- Shortstop
- Born: November 30, 1972 (age 53) Luxemburg, Wisconsin
- Bats: LeftThrows: Right
- Stats at Baseball Reference

Member of the National College

Baseball Hall of Fame
- Induction: 2012

= Tim Jorgensen =

American baseball player

Tim Scott Jorgensen (born November 30, 1972) is an American former professional baseball player and high school baseball coach. As a college baseball player for the University of Wisconsin–Oshkosh, Jorgensen set Division III all-time records for most home runs in a single season and for most career home runs. He played professional baseball until 1999 and was later inducted into the National College Baseball Hall of Fame.

==Career==

===College baseball===
After graduating from Luxemburg-Casco High School, Tim Jorgensen enrolled at the University of Wisconsin–Oshkosh, where he played college baseball for the Wisconsin–Oshkosh Titans of the National Collegiate Athletic Association in Division III. Jorgensen played shortstop. In 1994, his junior year, he was named the Division III player of the year by the American Baseball Coaches Association, and he was named a Division III All-American. UW-Oshkosh won the 1994 Division III national championship.
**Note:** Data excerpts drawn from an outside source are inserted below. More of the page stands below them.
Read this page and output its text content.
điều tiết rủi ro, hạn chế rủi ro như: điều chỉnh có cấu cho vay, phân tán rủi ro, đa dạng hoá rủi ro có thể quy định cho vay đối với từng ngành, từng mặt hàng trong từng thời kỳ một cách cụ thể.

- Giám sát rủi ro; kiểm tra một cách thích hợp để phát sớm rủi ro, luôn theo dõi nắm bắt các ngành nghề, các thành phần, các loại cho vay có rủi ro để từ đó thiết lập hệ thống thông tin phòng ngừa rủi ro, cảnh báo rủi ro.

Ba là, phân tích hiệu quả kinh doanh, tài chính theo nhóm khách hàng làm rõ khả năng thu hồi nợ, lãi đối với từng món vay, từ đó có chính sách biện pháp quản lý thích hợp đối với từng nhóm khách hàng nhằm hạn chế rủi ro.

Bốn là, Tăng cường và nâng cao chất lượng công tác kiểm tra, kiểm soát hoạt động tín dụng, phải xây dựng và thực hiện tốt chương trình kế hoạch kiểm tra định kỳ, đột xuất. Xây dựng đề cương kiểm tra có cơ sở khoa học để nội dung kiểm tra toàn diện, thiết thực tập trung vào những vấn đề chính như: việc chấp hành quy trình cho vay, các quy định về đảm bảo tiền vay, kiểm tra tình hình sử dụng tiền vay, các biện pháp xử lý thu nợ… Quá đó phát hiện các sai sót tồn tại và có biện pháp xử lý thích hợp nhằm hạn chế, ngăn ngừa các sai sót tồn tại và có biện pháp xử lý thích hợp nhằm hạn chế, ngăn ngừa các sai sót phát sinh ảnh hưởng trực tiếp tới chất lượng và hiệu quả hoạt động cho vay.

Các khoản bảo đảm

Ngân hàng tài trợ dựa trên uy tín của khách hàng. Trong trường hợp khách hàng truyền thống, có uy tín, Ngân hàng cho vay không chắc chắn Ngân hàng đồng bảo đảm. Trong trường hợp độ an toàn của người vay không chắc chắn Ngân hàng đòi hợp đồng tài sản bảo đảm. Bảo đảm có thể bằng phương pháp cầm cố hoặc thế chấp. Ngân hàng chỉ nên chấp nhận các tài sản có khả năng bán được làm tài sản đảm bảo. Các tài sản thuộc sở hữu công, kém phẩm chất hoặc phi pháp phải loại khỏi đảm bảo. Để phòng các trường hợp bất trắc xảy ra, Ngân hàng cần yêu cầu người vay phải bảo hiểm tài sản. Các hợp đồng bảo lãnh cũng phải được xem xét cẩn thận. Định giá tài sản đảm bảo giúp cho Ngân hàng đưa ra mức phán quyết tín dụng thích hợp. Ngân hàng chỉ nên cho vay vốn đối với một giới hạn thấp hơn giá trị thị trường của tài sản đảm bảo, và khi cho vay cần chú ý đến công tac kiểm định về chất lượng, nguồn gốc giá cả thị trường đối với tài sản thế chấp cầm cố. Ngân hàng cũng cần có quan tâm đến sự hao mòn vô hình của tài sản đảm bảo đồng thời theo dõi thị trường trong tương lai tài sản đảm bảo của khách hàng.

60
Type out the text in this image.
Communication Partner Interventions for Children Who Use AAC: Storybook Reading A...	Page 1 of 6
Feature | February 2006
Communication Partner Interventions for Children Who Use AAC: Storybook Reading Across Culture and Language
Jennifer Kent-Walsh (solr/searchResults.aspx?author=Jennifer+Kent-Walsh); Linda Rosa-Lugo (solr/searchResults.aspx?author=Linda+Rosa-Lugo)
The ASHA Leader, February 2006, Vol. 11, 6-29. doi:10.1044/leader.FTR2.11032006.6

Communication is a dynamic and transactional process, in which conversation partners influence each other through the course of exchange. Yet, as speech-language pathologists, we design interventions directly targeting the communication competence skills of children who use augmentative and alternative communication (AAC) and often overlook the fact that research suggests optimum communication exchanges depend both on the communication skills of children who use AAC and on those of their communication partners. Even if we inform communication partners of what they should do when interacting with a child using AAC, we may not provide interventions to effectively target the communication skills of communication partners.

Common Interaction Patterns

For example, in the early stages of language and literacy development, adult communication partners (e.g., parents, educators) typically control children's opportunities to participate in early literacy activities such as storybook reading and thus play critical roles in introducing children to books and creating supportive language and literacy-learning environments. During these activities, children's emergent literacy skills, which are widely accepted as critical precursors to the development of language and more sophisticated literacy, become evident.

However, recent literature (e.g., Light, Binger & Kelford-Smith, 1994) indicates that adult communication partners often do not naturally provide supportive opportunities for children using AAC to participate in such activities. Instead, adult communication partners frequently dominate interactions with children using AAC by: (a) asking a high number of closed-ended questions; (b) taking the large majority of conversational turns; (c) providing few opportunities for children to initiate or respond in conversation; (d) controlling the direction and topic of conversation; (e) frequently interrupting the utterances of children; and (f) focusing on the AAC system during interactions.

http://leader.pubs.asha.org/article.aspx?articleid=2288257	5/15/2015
In 1994, he played collegiate summer baseball with the Falmouth Commodores of the Cape Cod Baseball League.

The San Diego Padres drafted Jorgensen in the 28th round of the 1994 Major League Baseball draft. After considering San Diego's offer, Jorgensen opted to return to Wisconsin–Oshkosh for his senior season. In his senior season, Jorgensen set the Division III record for home runs in a season, with 39. He also set the career home run record with 70, surpassing the 58 of John Deutsch of Montclair State University. Jorgensen's 1995 campaign also set Division III single-season records in grand slams (6), runs batted in (121), slugging percentage (1.275) and total bases (218).

===Professional baseball===
Jorgensen was an eighth-round selection by the Cleveland Indians in the 1995 Major League Baseball draft. He played three seasons of minor league baseball before sustaining an injury in 1998. He finished his professional baseball career with the Pittsburgh Pirates organization in 1999.

==Personal==
In 2012, Jorgensen became the first player from the Wisconsin Intercollegiate Athletic Conference (WIAC) elected to the National College Baseball Hall of Fame. He was inducted with a class that included Nomar Garciaparra and Lou Brock.

Jorgensen works for Associated Bank in Green Bay. He served as baseball coach for Ashwaubenon High School in Ashwaubenon, Wisconsin for four seasons. His older brother, Terry Jorgensen, also attended UW-Oshkosh and then played in Major League Baseball.